Mind-Boggling Complexity
Even if federal regulators had had the legal authority to conduct an FDIC-like resolution, a point in some dispute, it would have been hard to know where to start, especially under crisis circumstances.
In today’s banking landscape, the complexity found on Wall Street boggles the mind. JPMorgan Chase has over 3,000 subsidiaries across the world, and all manner of assets and liabilities. It’s the largest U.S. bank with about $2.4 trillion in assets, and a soup-to-nuts financial operation.
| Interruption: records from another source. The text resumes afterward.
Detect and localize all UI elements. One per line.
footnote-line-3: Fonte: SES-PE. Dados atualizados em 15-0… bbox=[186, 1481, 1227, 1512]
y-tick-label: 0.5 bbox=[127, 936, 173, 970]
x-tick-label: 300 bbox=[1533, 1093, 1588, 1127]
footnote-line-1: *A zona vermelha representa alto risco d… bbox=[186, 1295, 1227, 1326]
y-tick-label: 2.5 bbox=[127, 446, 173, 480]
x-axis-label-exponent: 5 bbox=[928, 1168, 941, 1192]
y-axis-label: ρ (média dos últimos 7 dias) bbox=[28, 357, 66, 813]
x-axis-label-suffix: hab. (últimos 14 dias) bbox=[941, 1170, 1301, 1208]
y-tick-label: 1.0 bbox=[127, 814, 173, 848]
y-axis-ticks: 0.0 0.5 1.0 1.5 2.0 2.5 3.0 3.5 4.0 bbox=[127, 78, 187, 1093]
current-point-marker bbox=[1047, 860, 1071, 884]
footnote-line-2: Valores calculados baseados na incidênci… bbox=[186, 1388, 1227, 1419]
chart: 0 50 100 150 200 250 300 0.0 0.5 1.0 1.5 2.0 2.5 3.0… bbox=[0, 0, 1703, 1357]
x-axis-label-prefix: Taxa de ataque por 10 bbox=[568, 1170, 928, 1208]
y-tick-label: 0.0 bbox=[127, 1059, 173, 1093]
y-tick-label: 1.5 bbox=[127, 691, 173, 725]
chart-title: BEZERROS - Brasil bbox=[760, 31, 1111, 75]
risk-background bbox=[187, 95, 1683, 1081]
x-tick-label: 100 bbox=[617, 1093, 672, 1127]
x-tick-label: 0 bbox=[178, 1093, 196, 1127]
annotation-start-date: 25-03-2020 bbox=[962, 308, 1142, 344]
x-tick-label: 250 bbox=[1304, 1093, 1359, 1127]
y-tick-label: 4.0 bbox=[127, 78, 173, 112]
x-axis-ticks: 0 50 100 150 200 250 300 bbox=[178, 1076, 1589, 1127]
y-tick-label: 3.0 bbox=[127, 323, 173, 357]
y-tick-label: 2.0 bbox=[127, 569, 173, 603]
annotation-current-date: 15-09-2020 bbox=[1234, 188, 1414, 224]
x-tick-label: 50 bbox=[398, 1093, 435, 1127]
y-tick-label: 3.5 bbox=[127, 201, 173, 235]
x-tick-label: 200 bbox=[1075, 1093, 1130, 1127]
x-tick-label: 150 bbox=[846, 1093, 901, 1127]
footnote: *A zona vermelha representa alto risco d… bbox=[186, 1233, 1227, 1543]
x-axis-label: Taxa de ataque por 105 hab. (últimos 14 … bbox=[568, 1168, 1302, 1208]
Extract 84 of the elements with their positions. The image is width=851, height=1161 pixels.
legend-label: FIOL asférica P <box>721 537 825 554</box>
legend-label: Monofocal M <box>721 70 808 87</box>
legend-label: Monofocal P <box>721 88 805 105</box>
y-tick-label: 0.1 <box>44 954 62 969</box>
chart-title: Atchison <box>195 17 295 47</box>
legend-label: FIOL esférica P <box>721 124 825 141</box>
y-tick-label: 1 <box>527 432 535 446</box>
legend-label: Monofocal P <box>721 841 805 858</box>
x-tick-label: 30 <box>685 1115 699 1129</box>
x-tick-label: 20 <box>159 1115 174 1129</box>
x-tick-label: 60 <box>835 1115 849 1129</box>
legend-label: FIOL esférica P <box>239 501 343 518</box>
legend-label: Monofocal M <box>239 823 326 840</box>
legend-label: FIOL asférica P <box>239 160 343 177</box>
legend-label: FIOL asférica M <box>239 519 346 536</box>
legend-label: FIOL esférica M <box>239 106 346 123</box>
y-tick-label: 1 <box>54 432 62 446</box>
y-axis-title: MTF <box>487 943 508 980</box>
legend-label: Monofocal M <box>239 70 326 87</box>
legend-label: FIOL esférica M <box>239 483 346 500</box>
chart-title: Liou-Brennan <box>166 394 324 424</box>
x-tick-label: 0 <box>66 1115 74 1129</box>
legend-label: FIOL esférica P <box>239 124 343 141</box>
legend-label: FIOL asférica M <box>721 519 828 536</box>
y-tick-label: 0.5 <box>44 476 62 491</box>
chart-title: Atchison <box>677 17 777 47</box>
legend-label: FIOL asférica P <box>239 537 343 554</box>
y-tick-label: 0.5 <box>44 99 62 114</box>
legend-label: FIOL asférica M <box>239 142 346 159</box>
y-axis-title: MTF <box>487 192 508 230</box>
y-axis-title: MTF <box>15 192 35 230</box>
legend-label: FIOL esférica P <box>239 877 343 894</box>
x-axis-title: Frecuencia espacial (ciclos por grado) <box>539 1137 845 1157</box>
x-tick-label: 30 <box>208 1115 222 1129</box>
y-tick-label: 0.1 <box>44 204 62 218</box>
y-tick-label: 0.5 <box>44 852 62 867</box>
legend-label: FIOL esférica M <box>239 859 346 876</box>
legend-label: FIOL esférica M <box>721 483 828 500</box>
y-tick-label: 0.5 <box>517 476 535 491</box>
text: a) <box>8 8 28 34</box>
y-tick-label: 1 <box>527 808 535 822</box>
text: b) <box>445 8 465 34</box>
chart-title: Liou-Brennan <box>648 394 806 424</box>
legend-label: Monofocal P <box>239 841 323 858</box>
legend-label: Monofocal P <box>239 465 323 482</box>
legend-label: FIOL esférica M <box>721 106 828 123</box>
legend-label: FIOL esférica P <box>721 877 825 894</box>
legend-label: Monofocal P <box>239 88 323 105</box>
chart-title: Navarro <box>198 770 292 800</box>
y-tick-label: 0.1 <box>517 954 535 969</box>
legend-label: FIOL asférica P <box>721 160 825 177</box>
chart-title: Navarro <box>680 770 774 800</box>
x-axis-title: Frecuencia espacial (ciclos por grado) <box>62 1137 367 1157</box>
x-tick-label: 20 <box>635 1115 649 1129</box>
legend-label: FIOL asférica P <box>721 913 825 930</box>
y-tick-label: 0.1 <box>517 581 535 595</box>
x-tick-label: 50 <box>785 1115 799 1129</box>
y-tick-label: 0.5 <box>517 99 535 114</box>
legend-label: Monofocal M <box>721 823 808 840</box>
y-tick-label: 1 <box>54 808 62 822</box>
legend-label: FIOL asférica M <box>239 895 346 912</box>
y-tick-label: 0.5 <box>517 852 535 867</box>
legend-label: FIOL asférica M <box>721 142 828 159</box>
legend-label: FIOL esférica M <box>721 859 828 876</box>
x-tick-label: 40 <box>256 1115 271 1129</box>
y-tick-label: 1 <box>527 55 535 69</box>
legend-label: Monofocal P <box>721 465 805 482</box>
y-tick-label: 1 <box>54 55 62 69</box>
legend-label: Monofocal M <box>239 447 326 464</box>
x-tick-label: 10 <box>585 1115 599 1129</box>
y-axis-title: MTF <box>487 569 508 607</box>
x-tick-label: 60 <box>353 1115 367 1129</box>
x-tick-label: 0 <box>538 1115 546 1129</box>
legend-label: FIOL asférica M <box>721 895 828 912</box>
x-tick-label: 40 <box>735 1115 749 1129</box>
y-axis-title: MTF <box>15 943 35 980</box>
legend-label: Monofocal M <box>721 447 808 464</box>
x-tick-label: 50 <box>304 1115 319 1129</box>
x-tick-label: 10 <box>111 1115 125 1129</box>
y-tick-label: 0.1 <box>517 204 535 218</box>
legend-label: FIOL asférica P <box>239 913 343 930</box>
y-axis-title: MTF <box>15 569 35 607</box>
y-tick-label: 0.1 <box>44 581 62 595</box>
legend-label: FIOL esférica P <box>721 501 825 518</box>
When Congress has written banking legislation, it has distinguished between these two groups of banks with numbers. With $10 billion or less in assets, a bank isn’t directly supervised by the new consumer agency it created, and pays lower dues for deposit insurance. With over $50 billion assets, banks have to go through a lengthy process with the Federal Reserve over how they would be resolved if facing insolvency.
“Not that it’s the best approach but it’s cleaner and simpler when you’re trying to advance legislation,” said Paul Merski, chief economist with the Independent Community Bankers of America, which represents smaller banks.
Rare Bipartisan Support
The Luektemeyer bill takes a different approach. Rather than setting a hard $50 billion threshold, it directs federal regulators to consider a bank’s scope, complexity and connections in the United States and abroad before forcing it to draw up plans for insolvency or test whether it can withstand a crisis. Put simply, a bank that’s simple in structure and operation, would get a pass.
The bill is a rarity for a political reason as well. At least 20 Democrats have signed on as co-sponsors, something that’s never happened on such a substantive piece of financial regulatory legislation since Dodd-Frank was passed in 2010.
In the heat of a presidential campaign, simplicity tends to triumph, and that’s the case with Democratic presidential nominee Hillary Clinton, who’s echoed the traditional approach in her policy propositions.
Clinton has pitched plans to “reduce unnecessary regulation” on smaller community banks and credit unions, while taking aim at “big Wall Street banks.”
This dichotomy — and the whole approach of Congress and the regulators — leaves out large but less controversial regional institutions like PNC, SunTrust or Fifth Third, which don’t fall neatly into either category. Fifth Third, for example, a Cincinnati-based bank, has about $142 billion in assets, but about 95 percent of its business is done under two bank charters.
Holistic Threat Assessment
Matt Well, a spokesman for the Regional Bank Coalition, explained the case in military terms:
“If the Pentagon were to conduct a threat assessment to determine risks posed by foreign countries, they would likely take a holistic view that considers factors – such as size of a country’s army, whether it has nuclear or biological weapons, the disposition of its government and so forth, rather than simply looking at the landmass of the country alone,” Well said in an email. “Using an arbitrary asset threshold as the sole means to evaluate risk would be akin to the Pentagon determining Canada is a bigger threat to the U.S. than North Korea.”
Marcus Stanley, policy director for Americans for Financial Reform, an umbrella group for consumer advocates, labor unions and civil rights organizations, argued that it’s misleading to suggest the $50 billion threshold is a great burden.
Banks above this number face oversight from the Fed that is “pretty sensitive to the complexity of your operations and your model,” he said. In short, even though they both have assets above $50 billion, regulators don’t treat JPMorgan and Fifth Third the same way.
“If you move this threshold, it will disrupt the Fed’s authority under whatever new line is drawn, no matter how complex they are,” Stanley said.